I really like my little Intel-based (Core 2 Duo) Mac Mini. It has a small footprint, low power draw, and it has wifi (so I don’t need a Cat 5 cable snaking through my apartment). Surprisingly, after comparing it to other small-footprint systems with comparable specs, the Mac was about the same price and came with the added option of running OSX. I set it up as a dual-boot WinXP and OSX system so that I can continue to run all my Windows software, as well as checking out some of the nifty Mac software (like the night we sat around making humorous commercials for the Chevy Volt using Garage Band and iMovie).
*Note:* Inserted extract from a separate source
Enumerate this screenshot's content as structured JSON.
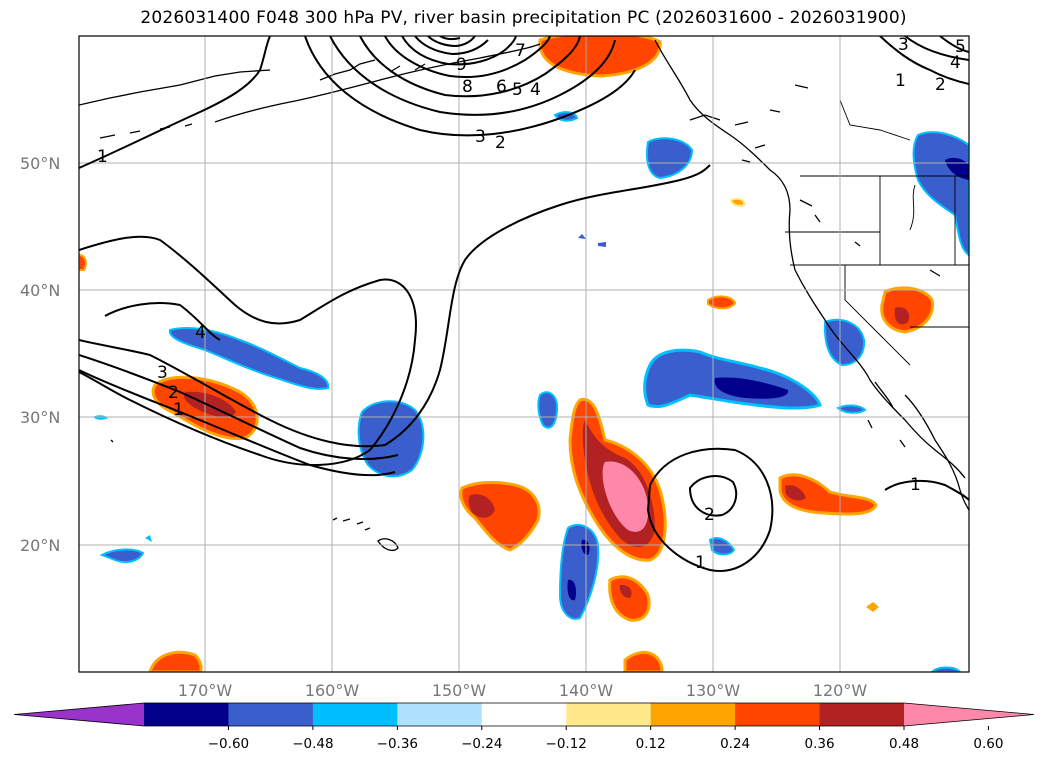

Aside from just using Apple’s Boot Camp to select which OS I wanted to use the next time I started the computer, I also installed rEFIt, a boot-loader that will let me select which OS I want as I start the system, and VMWare Fusion, so that I can run WinXP from within OSX.

From my experience with with a dual-boot WinXP and Ubuntu Linux laptop, I wasn’t looking forward to sharing files between the 2 systems by setting up an antediluvian FAT32 partition. However, one of my friends recommended MacDrive, a program that allows Windows to read from and write to an HFS+ volume. Magic, right?

Everything was looking rosy, until I decided to be stingy and give Windows XP a 10 GB partition.